Not everyone is enthused about this democratization of the “creator” title. As part of its new interface, Max, the streaming platform formerly known as HBO Max, lumped screenwriters, directors, producers, and more under the title of “creators” on its movie credits. The categorization was not well-received. As some have pointed out on—where else?—social media, it can be downright unsettling to see the likes of Martin Scorcese styled as “creator.” This isn’t just because the word is a vague replacement for roles that are already well-defined. Nor is it simply because this move is a blatant attempt on the part of Max’s parent company Warner Bros. Discovery to blur the boundaries of labor protected by unions. It’s also because we understand creators to be, in the words of Saffo, ordinary people.

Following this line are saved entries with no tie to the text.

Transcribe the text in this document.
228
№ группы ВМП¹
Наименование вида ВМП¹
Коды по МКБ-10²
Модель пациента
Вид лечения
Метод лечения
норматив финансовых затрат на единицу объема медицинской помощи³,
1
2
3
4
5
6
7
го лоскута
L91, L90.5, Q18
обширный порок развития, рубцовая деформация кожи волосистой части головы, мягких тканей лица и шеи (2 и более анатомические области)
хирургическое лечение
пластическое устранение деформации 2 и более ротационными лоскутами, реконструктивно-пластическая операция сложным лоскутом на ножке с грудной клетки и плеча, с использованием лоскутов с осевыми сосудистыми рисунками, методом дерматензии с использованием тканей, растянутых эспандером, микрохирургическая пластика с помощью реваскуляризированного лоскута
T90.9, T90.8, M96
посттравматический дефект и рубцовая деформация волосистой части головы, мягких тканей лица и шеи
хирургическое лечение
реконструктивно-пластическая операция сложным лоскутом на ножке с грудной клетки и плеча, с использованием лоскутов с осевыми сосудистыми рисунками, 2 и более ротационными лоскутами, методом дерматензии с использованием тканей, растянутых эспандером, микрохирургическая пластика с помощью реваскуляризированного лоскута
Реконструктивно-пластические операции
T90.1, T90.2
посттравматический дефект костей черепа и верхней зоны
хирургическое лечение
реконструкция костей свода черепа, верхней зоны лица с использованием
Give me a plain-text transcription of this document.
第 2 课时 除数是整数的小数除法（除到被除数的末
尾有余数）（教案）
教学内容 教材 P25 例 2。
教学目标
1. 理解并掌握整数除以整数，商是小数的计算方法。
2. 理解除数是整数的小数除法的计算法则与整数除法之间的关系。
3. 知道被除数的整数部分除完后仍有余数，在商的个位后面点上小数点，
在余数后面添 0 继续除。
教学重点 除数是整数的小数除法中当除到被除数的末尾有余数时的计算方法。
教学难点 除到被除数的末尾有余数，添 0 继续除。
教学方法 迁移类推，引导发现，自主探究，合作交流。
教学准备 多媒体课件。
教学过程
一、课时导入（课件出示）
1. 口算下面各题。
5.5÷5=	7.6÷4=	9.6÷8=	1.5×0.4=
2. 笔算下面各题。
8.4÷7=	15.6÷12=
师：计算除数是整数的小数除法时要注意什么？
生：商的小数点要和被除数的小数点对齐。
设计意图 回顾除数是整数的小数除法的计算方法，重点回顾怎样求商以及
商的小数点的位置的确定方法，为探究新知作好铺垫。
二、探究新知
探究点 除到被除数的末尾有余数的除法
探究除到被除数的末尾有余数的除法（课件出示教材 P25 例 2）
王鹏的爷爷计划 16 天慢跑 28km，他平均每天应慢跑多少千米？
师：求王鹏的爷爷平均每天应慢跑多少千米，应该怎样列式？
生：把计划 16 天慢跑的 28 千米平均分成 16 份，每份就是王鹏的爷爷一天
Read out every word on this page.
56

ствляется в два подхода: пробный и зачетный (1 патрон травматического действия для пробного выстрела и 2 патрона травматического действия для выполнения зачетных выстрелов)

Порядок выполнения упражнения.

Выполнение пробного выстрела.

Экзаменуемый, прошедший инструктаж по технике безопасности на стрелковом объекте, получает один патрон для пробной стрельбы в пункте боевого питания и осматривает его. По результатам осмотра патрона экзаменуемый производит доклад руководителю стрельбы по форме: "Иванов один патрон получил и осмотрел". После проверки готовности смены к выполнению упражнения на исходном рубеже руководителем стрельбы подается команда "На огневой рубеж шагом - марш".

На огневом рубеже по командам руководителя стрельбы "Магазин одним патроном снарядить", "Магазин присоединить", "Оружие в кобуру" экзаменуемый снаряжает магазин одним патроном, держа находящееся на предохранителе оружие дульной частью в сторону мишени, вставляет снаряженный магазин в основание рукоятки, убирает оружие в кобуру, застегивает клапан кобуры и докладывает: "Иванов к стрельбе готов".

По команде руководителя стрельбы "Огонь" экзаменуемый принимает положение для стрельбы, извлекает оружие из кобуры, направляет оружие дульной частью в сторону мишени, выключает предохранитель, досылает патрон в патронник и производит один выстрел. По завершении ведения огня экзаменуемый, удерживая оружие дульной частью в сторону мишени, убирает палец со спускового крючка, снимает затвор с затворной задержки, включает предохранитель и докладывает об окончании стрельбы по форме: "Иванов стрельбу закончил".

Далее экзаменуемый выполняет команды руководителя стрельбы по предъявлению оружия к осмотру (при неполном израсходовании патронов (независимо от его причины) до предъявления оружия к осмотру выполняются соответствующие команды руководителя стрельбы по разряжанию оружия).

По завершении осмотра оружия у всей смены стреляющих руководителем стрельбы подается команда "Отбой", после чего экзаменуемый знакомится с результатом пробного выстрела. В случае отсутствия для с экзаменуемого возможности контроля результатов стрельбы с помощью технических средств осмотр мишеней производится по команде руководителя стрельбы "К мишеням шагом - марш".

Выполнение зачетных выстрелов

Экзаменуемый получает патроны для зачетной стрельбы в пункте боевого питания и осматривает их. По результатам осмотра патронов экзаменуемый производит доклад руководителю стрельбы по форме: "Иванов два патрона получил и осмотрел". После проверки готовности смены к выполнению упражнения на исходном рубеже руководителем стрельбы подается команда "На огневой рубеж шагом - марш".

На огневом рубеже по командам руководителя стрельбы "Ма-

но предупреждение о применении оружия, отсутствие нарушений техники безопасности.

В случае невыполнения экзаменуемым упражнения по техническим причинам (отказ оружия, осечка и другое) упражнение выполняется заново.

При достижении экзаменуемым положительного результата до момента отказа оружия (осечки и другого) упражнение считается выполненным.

Creators’ ordinariness is a necessary part of their makeup. They are not traditional celebrities, whose otherworldly beauty or talent can make them seem like divine beings. A creator, unlike an A-list celebrity, often actually manages their own social accounts. To be a creator is to remain within reach of your earthly viewers, who can directly interact with you through comments and DMs. A creator can be anyone with a phone. They are not just director of a single movie, but writer, editor, director, producer, distributor, and star of their entire life.
But there is still one key role that creators can never fill on their own: that of the audience. They haven’t earned the title of “creator” just because they made a video or took a photo. They become creators when the content they’ve created is seen by others, thereby bringing their desired image of themselves to life. And the audience’s act of watching isn’t passive. It, in turn, shapes how creators build their identity in the quest to be seen and validated by as many eyes as possible.
Creators may not understand how reliant they are on other people until they’re already scrambling to shapeshift to meet the needs of a hungry audience. But so long as there exists the allure that we too can become our own makers, there will be more and more aspiring titans of social media joining the fray.